DM: So Alon, could you give us a brief introduction to Pontis please?
AW: Sure. We provide a real-time contextual marketing and sales platform for communication service providers, including mobile network operators. We were recently recognised in Gartner’s Cool Vendors report, based on its evaluation of our Marketing Delivery Platform, which allows mobile, TV and fixed line operators to target customers with contextual marketing offers.
We have 120 staff and we have recently changed our business model to more of a service-based model, where we provide the technology, as we always have done, but also ongoing marketing support.
DM: And what does the technology do, exactly?
AW: We provide operators with a new way to manage their prepaid customer base and help them to retain customers and increase their lifetime value.
DM: How do you do this?
AW: Through targeted offers, delivered at the right time, in the right context. So for a prepay customer, it could be sending them a top-up reminder when they get down to €2 credit left, and then if they don’t respond to that, making them a better offer, such as a credit for their next top up. Our system will also raise a big red flag if someone hasn’t spoken on their phone for two days, if that is unusual for that customer.
We are not inventing anything new here. People are used to this sort of stuff with Amazon and Google. We just try to be as accurate as we can be in terms of the segment, the context, the timing, and the offer itself. And if the customer experience is better, it will have a positive financial impact.

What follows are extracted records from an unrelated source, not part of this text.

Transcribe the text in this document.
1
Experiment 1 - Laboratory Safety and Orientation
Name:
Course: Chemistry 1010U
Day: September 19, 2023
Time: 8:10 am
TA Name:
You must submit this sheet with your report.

DM: And how many operators are you live with?
AW: 22, including four Vodafone opcos, and other Tier 1 operators such as Vimpelcom in Russia and Claro in S. America. We are constantly enriching our knowledge and insights regarding segmentation and effective marketing. For example, we have learned that if you segment customers only by the average amount spent by value, your targeting is not accurate enough. You have to also address behavioural attributes, such as abnormal silence periods or usage decline, in order to optimize the response and perceived value to the customer.
DM: So how does the technology work exactly?
AW: The key to it is tracking the customer state and change in behavioural patterns at all times. For example, operators typically measure churn for pre-paid customers after a few months. But a prepay customer might actually churn the week after they signed up, so you need to track consecutive silent days against control segments to see what’s really happening.
We can segment the database by average spend; average single top-up; at what balance the customer typically recharges his account; to what offers he responds. Sub-segments will respond in different ways to the same offer, so different segments need different types of offer. For example, an offer to top up €30 and get 20 per cent off of all your SMS may be good for someone who regularly tops up €20-25, but it’s no good for someone who only ever tops up €10 at a time.
Everything is automated, and that includes the application of the rules in real time to each customer based on his eligibility and state, the messaging and the discount,
DM: And how do you sell the platform?
AW: Apart from an initial set-up fee, it’s typically payment by results; there’s no software licence fee. We are providing a managed service with full IT and marketing support, and we get paid based on the increases in revenues we deliver (vs. a control group)
DM: And what sort of increases do you deliver?
AW: Typically, a 3-7 per cent ARPU increase for voice services; and 8 - 12 per cent reduction in churn: and a 6-9 per cent increase in lifetime value.
DM: And do you only do this for prepaid customers?
AW: We started with prepaid, because if you look at the numbers, Vodafone alone has 240m prepaid customers. In the US, it’s growing, and in the Far East, almost everyone is prepaid. But we have just gone live with our first post-paid implementation, and it’s a different ball game. You need deep domain expertise to succeed; you need to understand the different types of parameters and segmentations between post-paid and prepaid.
With post-paid, it’s all about trying to up-sell and cross-sell the customer to the operator’s other services. So if you have a monthly pack of 200 text messages, if I want you to stay loyal, I might offer you 100 more, but I should only do this when you’ve used up 180 of your 200 text bundle, and it’s only the middle of the month.
There are other opportunities too, if we can connect to the data warehouse and the business intelligence system, so we know what plan you have today, what services you have been offered in the past, what you’ve shown an interest in and what you haven’t, we can use this as the basis for new offers that are relevant to each user.
DM: I do like the idea of the personalisation and the timing of the offer. The only thing I don’t quite understand is why you don’t have every mobile operator in the world beating a path to your door. The way you describe this, I can’t see why anyone would not be interested, especially given the payment-by-results aspect of it. So with the greatest respect, why don’t you have more deployments?
AW: The response we are getting now from operators is completely different to three years ago. At that point, this all looked a bit too intense for them. We did not have enough proof points going back long enough, and telcos are tough to deal with; it’s hard work, and it takes time. But there’s a greater appreciation among operators now that with the prepaid base going up, people using multiple SIMs, they need to find some new value from somewhere, because prepaid customers can go from active to dormant to lost just like that. On the plus side, telcos do have the highest potential for contextual and personalised information if you can get the segmentation, the context and the offer right.